I prossimi passi per considerare di più il punto di vista femminile nella progettazione?
"È il momento di strutturare un programma con i comitati e i laboratori di quartiere, a cadenza regolare, con un gruppo permanente di partecipanti che si impegnino a lavorare con noi dall’inizio alla fine del progetto. Dobbiamo arrivare al passo successivo per cui gli esiti di queste camminate vengano presentate alle istituzioni per cambiare il modo di raccontare la città e dare forma agli strumenti della pianificazione".
Come la costruzione della città esclude una donna a priori? "L’urbanistica risponde a un set di dati quantitativi raccolti sul territorio tramite questionari. I dati raccolti, però, spesso delineano il quadro di una popolazione maschile, bianca, eterosessuale, di ceto medio, buon livello di educazione.
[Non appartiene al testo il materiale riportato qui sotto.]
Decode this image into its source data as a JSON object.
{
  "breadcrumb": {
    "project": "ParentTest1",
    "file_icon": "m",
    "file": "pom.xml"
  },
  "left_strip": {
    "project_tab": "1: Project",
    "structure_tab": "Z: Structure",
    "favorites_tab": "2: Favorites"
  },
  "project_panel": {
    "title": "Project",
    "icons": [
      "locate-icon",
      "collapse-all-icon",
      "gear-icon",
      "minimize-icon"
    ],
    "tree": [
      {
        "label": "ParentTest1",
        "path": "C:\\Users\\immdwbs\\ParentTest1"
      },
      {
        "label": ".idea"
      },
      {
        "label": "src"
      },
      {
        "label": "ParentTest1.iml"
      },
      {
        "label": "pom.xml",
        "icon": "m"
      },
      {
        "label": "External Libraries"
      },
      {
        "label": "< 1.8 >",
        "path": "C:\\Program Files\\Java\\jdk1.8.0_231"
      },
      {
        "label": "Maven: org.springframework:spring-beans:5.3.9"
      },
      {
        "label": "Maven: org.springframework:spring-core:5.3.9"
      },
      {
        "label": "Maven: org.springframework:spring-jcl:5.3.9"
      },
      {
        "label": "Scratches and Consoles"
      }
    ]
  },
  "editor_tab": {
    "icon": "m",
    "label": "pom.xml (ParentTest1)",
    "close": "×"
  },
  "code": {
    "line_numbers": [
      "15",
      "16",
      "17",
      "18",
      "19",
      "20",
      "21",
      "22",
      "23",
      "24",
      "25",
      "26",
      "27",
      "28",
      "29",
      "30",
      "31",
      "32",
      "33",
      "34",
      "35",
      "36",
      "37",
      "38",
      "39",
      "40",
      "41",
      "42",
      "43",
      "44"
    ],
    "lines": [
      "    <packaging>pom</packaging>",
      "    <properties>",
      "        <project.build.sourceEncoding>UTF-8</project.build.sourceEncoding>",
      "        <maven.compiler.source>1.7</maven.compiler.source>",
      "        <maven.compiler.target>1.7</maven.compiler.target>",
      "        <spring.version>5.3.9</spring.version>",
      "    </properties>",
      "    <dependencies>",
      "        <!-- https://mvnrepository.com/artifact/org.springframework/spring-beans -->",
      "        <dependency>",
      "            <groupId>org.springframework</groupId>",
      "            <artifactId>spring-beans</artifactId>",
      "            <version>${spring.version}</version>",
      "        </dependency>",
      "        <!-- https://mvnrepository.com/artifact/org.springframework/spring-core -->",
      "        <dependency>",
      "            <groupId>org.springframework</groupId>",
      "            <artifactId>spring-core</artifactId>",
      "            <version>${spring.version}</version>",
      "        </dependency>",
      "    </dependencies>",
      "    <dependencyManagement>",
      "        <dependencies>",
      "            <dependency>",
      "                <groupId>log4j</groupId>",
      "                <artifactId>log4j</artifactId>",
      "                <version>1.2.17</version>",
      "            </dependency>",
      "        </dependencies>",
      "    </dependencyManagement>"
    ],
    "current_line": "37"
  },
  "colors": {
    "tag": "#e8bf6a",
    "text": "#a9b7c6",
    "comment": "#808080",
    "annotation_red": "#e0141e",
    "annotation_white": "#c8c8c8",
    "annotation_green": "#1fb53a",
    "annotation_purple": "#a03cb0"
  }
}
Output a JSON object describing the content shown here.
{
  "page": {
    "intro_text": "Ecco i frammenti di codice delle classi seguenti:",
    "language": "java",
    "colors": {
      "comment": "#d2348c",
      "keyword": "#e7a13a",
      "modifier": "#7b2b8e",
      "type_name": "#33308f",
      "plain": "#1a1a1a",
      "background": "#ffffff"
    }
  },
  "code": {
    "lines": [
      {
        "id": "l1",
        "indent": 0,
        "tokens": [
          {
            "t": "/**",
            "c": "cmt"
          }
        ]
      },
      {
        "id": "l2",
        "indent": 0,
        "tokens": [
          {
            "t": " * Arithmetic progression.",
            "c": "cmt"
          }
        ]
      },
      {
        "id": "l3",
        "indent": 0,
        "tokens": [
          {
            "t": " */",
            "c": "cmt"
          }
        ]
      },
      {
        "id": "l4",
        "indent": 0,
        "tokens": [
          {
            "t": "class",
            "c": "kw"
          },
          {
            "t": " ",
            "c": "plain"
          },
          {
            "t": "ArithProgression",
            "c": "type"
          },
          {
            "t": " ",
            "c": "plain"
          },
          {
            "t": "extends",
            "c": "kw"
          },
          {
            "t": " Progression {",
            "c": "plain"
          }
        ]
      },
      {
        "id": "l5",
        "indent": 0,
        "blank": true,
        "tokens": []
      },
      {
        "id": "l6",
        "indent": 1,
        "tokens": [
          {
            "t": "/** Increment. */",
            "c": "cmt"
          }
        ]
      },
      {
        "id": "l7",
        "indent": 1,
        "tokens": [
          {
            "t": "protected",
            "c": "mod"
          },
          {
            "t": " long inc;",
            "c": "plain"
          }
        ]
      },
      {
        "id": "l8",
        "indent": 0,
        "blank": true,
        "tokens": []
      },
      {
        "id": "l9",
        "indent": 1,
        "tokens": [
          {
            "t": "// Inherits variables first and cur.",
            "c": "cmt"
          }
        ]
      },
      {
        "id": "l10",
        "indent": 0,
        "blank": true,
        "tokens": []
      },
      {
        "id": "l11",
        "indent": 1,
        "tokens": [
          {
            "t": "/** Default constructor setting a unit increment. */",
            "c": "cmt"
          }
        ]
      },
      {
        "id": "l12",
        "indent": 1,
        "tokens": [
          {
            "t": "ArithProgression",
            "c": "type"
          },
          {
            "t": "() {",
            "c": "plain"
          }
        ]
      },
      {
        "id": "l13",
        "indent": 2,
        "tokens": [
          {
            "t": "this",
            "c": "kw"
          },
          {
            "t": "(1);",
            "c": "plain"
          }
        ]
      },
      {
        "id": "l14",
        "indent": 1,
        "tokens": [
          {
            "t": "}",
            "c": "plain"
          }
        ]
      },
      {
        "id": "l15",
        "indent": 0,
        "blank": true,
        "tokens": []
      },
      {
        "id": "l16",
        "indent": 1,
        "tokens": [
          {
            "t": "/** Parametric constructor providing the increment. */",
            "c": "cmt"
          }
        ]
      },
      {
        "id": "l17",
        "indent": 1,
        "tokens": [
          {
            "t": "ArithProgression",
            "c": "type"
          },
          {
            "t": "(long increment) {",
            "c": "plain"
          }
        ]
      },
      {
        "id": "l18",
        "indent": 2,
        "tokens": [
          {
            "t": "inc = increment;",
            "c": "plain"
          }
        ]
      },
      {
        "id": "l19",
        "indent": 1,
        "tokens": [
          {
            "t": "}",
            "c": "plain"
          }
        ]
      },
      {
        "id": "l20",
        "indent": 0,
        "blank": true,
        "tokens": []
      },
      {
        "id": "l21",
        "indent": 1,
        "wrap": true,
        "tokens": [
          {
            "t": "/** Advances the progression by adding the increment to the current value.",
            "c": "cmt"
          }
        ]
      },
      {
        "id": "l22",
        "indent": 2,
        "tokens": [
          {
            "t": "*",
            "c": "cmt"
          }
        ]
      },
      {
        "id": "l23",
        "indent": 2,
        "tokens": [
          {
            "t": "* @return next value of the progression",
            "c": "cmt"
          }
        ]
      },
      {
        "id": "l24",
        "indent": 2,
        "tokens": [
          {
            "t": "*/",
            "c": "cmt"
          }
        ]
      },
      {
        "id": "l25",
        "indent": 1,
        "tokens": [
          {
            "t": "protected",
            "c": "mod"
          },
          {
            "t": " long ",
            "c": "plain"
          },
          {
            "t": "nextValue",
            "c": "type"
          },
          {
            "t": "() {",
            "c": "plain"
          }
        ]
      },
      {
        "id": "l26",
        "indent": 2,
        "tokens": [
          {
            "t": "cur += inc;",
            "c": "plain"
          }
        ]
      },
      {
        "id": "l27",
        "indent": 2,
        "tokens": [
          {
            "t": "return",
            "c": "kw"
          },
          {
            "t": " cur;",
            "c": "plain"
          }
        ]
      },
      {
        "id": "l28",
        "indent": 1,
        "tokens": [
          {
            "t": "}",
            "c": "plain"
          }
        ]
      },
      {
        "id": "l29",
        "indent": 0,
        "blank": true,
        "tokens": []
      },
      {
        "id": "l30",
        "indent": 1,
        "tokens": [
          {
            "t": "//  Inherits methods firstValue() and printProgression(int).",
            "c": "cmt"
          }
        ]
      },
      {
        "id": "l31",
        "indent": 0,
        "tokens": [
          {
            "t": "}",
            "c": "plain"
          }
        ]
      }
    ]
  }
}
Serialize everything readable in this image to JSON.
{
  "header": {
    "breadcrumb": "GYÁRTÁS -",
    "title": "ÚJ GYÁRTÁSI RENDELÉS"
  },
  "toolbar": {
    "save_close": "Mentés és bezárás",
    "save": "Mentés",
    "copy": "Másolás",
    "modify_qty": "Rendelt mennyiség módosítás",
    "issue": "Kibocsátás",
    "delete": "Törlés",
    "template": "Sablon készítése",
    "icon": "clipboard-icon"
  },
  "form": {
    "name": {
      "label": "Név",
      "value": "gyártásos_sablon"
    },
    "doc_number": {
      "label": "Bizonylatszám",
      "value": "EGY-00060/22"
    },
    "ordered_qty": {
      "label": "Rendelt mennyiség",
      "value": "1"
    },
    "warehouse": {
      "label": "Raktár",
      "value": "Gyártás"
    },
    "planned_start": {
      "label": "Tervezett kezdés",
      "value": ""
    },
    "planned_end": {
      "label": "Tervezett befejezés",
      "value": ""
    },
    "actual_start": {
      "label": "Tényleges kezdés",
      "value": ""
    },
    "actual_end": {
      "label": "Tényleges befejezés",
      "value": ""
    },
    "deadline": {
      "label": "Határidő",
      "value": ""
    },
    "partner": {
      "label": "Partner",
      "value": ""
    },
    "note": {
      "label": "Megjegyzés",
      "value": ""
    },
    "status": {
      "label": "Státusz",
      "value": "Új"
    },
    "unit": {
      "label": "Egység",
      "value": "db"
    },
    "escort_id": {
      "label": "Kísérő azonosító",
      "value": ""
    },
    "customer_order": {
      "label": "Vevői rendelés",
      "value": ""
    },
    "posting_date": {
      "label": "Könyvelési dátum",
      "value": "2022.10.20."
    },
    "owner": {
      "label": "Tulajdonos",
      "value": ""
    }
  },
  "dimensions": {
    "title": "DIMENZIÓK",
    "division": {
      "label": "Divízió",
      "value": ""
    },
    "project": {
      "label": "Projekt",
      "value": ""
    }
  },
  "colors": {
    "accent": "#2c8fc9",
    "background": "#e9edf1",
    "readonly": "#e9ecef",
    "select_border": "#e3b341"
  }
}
Questo porta a progettazioni che non rispondono alle esigenze delle donne, come sicurezza, accessibilità e servizi di cura. Per esempio, la sottorappresentazione delle donne nei dati di mobilità influenza negativamente la progettazione di trasporti pubblici sicuri e inclusivi. Correggere questa distorsione è cruciale".
Come variano le esigenze urbanistiche tra uomo e donna?
"Una città a misura di donna è una città che faciliti l’organizzazione complessa, in termini di tempistiche e spazialità, che caratterizza la giornata-tipo di molte donne, che garantisca l’accesso a servizi essenziali come scuole, supermercati e farmacie, riducendo la necessità di spostamenti lunghi e permettendo di svolgere le varie incombenze quotidiane in modo più efficiente. La mobilità sicura e l’accessibilità sono cruciali, con infrastrutture pedonali ben progettate e trasporti pubblici affidabili che permettano di conciliare lavoro e responsabilità familiari senza dipendere dall’auto".
Quali interventi ritiene necessari per Milano?
"La sicurezza è un tema chiave, non l’unico. Quel che emerge spesso è la necessità di garantire spazi percepiti come sicuri. Sappiamo, da donne, che passeggiare nelle ore di buio a Milano non è situazione che fa sentire a proprio agio. Attraverso azioni progettuali di facile implementazione, ad esempio un’illuminazione adeguata, piuttosto che evitare che esistano zone d’ombra in determinati percorsi, si aumenta il livello di sicurezza percepita. Il secondo tema è garantire totale accessibilità a chi ha capacità motoria ridotta o a chi porta con sé un passeggino, talvolta problematico da gestire tanto quanto una sedia a rotelle".
E perché non diversificare gli usi delle aree gioco dando centralità agli utenti femminili? "C’è un interessante progetto inglese - “Make space for girls”- che parte dal presupposto che le aree attrezzate, per gioco o sport, nei parchi ad esempio, sono pensate per un fruitore maschile. Lo dimostrano gli studi dei flussi per cui, negli spazi di gioco, i bambini raggiungono e si appropriano dello spazio centrale, hanno cioè una capacità di uso maggiore rispetto alle bambine, che spesso siedono ai bordi e assistono al gioco. Il gruppo di lavoro inglese ha ripensato agli spazi per dare centralità alle bambine. È emerso che alle bimbe piace molto arrampicarsi o avere aree gioco con usi flessibili, che agevolino la conversazione, o che consentano l’esplorazione dello spazio aperto o siano di supporto a pratiche creative. Credo che questo approccio funzionerebbe benissimo anche a Milano, senza dare centralità sempre al solito campo da calcio".